Almost 20 years later, little has changed. My good friend Bejawada Wilson continues to fight for his balmiki community to end the obnoxious, disgusting practice of manual scavenging. This year 14 April will see huge hypocritical celebrations on the 125th birth anniversary of towering Indian leader Dr Bhimrao Ambedkar who fought ferociously for dalit rights. Politicians of every hue can be seen jumping on the bandwagon to claim his legacy as liberators of dalits. Few of them ever bother to enforce the formidable barrage of laws which if put into practice could end the horrific atrocities faced by dalits on a daily basis. Every day, around three men die unblocking manholes in conservancy work. Ahmedabad NGO Kamdar Swasthya Suraksha Mandal believes that at a conservative estimate, there could be over 1,000 manhole worker deaths per year across India. The real figures are much higher as many deaths are covered up and go unreported even today.

India flaunts its global presence and boasts about India's emerging image. Yet, we seek to hide the sordid reality of no toilets and the most neglected Indians dying everyday in a manner that must shame Indian society, any decent society. But we are a venal, thick skinned people. We don't shame easily.

Bejawada Wilson and the Safai Karmachari Andolan have held a mammoth bus yatra (journey) covering every corner of the county.

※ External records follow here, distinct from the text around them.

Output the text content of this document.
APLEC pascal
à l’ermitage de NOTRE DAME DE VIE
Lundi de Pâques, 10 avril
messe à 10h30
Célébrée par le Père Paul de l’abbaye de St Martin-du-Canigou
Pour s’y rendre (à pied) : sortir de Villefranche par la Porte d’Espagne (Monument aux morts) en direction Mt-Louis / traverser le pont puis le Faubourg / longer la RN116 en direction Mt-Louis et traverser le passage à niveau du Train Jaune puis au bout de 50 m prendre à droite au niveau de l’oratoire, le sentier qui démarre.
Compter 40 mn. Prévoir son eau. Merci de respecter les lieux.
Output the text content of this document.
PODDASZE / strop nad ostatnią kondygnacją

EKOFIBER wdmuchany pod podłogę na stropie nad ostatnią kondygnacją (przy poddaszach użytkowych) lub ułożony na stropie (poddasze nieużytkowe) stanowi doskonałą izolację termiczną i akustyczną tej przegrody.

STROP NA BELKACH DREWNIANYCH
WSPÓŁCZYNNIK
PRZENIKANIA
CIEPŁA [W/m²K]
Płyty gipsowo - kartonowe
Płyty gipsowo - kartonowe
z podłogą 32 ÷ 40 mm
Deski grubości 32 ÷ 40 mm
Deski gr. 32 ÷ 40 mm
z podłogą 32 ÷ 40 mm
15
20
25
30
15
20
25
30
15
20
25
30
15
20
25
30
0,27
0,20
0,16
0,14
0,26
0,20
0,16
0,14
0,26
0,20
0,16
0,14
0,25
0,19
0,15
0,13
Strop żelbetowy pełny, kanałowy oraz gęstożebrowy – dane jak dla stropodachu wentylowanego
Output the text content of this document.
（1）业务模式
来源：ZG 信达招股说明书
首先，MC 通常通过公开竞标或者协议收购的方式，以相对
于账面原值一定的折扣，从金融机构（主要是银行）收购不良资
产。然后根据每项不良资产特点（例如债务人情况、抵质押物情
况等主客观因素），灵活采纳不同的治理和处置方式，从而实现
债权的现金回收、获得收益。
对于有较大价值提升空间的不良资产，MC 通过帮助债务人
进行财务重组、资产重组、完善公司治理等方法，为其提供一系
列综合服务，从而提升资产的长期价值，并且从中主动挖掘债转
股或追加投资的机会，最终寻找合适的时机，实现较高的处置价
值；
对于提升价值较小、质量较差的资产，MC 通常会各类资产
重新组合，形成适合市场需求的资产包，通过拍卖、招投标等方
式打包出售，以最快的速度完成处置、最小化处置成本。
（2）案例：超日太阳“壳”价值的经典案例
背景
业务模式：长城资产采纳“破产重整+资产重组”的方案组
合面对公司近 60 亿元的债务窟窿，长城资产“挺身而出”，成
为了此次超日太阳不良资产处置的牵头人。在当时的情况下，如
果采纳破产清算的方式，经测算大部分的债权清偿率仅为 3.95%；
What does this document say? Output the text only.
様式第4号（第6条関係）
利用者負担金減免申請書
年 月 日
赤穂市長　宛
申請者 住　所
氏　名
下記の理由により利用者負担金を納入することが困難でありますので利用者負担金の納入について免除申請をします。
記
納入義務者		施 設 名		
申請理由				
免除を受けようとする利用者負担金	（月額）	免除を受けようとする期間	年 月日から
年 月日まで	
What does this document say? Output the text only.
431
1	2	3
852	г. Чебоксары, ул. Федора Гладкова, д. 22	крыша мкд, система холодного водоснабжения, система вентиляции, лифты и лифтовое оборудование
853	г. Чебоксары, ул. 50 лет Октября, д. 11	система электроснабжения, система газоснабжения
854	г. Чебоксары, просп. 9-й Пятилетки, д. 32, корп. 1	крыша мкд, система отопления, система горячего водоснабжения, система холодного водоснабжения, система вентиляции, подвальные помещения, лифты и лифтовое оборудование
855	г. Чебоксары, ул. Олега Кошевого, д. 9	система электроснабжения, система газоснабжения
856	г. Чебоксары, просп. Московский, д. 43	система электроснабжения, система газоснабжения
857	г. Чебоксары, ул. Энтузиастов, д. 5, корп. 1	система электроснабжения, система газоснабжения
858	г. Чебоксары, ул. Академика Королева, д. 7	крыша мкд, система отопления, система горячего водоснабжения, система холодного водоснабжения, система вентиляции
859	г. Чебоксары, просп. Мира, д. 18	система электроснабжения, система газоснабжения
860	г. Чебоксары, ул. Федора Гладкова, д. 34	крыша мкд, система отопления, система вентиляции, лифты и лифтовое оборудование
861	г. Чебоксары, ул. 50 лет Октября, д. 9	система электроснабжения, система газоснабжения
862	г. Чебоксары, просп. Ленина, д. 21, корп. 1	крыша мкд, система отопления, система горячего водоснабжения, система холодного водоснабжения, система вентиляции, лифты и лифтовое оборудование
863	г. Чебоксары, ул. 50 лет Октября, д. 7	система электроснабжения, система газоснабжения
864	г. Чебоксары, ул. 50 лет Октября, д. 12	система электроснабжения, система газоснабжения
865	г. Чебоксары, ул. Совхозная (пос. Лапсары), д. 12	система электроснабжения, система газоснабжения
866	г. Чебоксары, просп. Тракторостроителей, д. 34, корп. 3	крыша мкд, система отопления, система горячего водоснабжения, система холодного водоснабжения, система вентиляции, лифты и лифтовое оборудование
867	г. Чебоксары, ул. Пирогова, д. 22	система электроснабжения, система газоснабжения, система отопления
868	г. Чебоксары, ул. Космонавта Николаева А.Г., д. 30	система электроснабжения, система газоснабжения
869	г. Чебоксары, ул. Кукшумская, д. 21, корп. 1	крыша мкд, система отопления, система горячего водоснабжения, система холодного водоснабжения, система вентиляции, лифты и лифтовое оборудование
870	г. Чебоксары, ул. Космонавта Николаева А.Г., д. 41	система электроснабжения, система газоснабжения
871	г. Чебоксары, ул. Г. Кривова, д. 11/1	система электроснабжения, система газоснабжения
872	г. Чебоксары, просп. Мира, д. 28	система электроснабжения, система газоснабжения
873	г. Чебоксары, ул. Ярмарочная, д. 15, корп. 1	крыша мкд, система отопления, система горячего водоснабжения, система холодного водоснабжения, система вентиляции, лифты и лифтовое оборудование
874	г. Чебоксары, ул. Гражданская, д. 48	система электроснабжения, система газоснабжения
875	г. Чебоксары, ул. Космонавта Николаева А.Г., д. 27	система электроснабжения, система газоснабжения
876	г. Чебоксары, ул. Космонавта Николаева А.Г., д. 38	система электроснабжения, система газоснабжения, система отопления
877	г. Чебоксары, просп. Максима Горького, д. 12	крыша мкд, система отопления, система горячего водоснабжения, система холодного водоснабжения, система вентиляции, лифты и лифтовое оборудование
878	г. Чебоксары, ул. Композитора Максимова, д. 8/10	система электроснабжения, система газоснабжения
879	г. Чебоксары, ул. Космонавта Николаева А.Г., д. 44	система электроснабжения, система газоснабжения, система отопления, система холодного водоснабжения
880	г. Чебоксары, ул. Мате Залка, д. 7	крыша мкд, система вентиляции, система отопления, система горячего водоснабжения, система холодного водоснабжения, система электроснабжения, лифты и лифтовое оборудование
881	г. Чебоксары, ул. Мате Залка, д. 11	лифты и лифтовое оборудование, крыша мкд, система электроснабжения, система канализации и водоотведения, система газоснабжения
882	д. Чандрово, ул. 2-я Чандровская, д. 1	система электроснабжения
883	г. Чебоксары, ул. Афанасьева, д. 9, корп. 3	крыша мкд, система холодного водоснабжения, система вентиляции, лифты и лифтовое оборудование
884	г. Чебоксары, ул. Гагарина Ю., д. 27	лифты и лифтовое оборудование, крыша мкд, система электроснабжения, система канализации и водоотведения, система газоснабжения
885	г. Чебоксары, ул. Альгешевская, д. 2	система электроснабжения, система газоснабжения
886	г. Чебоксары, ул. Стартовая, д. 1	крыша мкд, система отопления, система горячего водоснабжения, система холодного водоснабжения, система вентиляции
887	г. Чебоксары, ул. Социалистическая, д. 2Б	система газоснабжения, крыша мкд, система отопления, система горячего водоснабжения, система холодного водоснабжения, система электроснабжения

Their banner says 'Stop Killing Us'. The memorandum was handed over to the president of India last week. Wilson says, 'In India today, we talk about spending thousands of millions on a single bullet train, but haven’t yet found a way to automatize our sewer cleaning. The enormous hype generated by the 'Swacch (clean) Bharat (India)' campaign literally sweeps into obscurity, the dirt of manual scavenging and balmiki mens' deaths by drowning in shithole sewers, even now in 2016, though Gandhi raised the issue and made untouchability a global term in 1901.'

'Stop killing us,' pleads Wilson. Will the government of India listen?